Speed, I am Speed….
So what’s the first thing you do when you get a new microcontroller to play with?
Blink an LED, of course!
And for that, you toggle a GPIO…
So now the question is how fast can your MCU toggle that juicy GPIO?
Recently, NXP sent me samples of their IMXRT Series of crossover MCUs.
These include the MIMXRT1172,MIMXRT1166,MIMXRT595 along with a devkit for the MIMXRT1166!
Now If you have not been living under a rock for the past few years (or are not into embedded systems in general),
You would know that NXP launched a new series of MCUs called the I.MX RT.
These are the fastest microcontrollers available on the market as of now.
Almost all of them sport an ARM Cortex M7 at minimum (some are M33), and some also have a secondary M4 core, but the most impressive thing is that These M7s are clocked at 500 MHz, 600 MHz, and even 1 GHz!
Those are some pretty incredible clocks for a MCU!! These clocks bridge the gap between a microcontroller core such as the M7 and an entry level application processor core from ARM such as the A8.
So coming back to our topic, how fast can this beast toggle a GPIO?
Well, with a normal GPIO we get the following result.
Here’s the setup:
On the MIMXRT1166 (600 MHz M7 core clock).
This is with interrupts disabled so that SysTick won’t bug us, and direct register toggling of the GPIO port.
while(1) GPIO9->DR_TOGGLE = (1 << 30);
GCC’s optimisation level was set to -O3.
The code was run from M7’s ITCM.
Probing was done on a Rigol 1054Z hacked to unlock 100 MHz bandwidth.
Hmmmm, 5.43 MHz.. that’s nothing special to boast about :/
Let’s try to toggle a GPIO via PWM, that’s generally the fastest way to toggle a GPIO on any MCU.
On, MIMXRT1166, the PWM peripheral’s clock is derived from the system’s IGP clock, and the maximum (legally) we can set via the PLL is to about 200Mhz.
At 200 MHz with a 50% duty cycle, the most we can achieve is 100 MHz.So does it do that??

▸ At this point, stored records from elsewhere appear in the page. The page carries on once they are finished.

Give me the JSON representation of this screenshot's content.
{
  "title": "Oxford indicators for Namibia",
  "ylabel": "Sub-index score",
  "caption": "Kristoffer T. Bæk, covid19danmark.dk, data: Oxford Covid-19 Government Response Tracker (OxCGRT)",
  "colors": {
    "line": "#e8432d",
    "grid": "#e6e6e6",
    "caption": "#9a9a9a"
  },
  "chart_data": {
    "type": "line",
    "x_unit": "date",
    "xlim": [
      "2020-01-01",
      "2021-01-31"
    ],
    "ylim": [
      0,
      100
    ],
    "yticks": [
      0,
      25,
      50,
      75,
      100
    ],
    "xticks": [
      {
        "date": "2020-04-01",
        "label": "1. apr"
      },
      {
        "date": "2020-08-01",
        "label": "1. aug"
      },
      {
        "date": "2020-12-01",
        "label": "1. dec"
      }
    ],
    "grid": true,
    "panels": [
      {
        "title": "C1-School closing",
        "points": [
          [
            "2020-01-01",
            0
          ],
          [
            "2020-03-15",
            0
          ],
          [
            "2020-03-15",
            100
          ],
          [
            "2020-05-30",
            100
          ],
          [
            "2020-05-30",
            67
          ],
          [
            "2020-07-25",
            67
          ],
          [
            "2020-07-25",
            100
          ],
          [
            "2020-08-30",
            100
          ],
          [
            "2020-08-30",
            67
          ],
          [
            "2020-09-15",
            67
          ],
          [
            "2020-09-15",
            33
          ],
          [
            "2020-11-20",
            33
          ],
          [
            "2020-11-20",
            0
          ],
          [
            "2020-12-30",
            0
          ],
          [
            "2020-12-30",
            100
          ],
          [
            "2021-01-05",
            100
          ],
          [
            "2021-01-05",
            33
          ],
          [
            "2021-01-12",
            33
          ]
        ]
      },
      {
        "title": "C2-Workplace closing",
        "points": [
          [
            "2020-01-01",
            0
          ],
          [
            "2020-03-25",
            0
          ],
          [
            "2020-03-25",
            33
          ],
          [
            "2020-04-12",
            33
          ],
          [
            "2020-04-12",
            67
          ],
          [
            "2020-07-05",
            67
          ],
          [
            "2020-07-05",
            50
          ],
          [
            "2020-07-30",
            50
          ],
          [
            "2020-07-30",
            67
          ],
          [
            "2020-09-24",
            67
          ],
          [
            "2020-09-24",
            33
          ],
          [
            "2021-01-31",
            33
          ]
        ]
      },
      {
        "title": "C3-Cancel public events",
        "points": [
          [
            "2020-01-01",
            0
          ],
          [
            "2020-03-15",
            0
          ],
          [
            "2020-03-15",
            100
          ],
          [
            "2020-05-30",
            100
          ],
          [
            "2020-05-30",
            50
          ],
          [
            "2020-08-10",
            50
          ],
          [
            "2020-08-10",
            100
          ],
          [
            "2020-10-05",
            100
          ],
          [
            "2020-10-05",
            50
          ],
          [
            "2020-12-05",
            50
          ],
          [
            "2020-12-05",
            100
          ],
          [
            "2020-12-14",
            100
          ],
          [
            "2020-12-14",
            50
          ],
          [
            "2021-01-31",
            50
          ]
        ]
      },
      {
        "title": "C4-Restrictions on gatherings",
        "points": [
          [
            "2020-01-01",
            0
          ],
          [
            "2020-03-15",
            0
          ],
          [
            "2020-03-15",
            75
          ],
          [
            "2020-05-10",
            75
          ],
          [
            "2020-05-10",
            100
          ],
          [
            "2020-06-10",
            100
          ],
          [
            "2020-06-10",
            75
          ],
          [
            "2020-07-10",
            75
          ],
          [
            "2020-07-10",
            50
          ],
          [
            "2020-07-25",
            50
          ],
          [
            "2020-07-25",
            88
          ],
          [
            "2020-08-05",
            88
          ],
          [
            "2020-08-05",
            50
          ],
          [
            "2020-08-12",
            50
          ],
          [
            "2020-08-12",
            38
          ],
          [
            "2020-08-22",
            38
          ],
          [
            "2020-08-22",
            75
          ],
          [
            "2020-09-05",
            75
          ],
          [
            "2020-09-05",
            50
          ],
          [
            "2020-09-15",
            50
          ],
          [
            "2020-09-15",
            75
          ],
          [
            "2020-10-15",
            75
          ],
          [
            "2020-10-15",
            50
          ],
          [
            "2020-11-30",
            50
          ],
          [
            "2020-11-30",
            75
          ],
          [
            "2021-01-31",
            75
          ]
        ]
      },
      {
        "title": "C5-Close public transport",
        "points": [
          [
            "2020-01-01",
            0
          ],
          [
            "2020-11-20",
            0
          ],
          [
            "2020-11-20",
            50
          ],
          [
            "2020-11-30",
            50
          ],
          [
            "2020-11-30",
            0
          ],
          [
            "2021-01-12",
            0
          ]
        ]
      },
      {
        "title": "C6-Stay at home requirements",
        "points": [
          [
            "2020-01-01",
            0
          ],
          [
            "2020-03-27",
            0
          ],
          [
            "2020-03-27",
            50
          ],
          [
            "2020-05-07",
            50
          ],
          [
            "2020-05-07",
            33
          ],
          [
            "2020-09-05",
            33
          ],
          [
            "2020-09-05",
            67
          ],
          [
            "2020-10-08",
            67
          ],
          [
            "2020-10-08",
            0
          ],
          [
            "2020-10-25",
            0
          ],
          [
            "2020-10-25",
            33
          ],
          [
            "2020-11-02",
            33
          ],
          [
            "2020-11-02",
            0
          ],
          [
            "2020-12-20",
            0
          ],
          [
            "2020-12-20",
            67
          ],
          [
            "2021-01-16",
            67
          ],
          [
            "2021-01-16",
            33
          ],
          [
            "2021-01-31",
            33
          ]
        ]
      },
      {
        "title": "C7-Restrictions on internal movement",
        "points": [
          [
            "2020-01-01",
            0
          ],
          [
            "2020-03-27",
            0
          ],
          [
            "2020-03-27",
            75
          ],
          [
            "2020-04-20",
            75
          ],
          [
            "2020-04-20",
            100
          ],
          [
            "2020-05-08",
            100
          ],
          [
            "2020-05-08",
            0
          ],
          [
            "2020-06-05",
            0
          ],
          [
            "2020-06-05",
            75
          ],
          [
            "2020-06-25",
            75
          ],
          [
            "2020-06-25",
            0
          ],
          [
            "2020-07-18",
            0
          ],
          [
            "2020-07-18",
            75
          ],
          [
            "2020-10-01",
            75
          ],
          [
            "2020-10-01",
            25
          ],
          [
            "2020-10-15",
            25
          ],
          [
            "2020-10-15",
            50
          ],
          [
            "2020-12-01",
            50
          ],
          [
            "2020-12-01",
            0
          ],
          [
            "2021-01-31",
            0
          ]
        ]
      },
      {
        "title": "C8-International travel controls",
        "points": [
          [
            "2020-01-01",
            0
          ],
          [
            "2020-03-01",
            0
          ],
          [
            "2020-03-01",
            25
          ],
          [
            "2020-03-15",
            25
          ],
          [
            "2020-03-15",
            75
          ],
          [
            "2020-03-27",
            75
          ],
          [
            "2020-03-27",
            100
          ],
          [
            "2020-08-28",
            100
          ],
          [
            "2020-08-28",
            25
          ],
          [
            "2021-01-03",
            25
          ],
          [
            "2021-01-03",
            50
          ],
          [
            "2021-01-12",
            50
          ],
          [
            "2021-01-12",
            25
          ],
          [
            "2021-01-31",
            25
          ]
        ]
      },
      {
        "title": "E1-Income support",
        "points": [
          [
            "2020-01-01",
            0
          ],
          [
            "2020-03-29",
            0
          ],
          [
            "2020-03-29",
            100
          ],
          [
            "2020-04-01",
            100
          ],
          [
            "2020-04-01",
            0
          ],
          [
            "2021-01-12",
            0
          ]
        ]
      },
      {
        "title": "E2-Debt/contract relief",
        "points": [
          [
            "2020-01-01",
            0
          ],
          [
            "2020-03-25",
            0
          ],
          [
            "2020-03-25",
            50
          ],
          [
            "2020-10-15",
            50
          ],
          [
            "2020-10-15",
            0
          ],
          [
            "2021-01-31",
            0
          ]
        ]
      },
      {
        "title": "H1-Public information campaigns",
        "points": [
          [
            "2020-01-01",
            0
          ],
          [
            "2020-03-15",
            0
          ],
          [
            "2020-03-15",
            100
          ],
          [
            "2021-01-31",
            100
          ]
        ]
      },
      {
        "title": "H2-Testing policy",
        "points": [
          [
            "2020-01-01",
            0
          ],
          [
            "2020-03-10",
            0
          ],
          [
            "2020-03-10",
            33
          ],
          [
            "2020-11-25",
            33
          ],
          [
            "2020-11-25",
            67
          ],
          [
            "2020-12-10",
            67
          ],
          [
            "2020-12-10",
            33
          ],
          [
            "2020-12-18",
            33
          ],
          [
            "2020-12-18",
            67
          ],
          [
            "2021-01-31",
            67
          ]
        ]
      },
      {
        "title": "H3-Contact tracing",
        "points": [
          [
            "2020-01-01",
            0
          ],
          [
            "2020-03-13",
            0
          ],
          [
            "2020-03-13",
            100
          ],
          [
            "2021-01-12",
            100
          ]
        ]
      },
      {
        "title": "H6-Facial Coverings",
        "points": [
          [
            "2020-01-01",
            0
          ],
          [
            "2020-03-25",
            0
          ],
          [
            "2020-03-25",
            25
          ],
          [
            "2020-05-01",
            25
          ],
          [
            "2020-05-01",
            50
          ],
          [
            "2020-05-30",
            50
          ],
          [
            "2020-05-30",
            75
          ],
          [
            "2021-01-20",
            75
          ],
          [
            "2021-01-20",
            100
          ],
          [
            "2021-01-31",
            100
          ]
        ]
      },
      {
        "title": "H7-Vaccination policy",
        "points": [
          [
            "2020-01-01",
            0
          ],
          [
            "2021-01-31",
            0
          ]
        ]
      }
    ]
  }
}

Damn! That’s impressive, this even falls under the FM band, and surprisingly enough, I hooked up a piece of wire to the pin header and was able to pick up the signal on an FM radio receiver!
So, 100 MHz is fast, but we still aren’t the fastest :/
ST’s offering, the STM32H7, can clock the PWM peripheral from a 275 MHz PLL, achieving a 138 MHz speed on the GPIO.
Damn I thought we could beat ST, :’( ….
But wait! say’s NXP, there’s one last trick left.
Introducing high-speed GPIOs
High speed GPIOs are tightly coupled to the M7 core, thus can be accessed with high frequency directly from the M7 core, bypassing the Corelink Network Interconnect, thus improving latency.
With high-speed GPIOs, we were able to achieve about 156 MHz!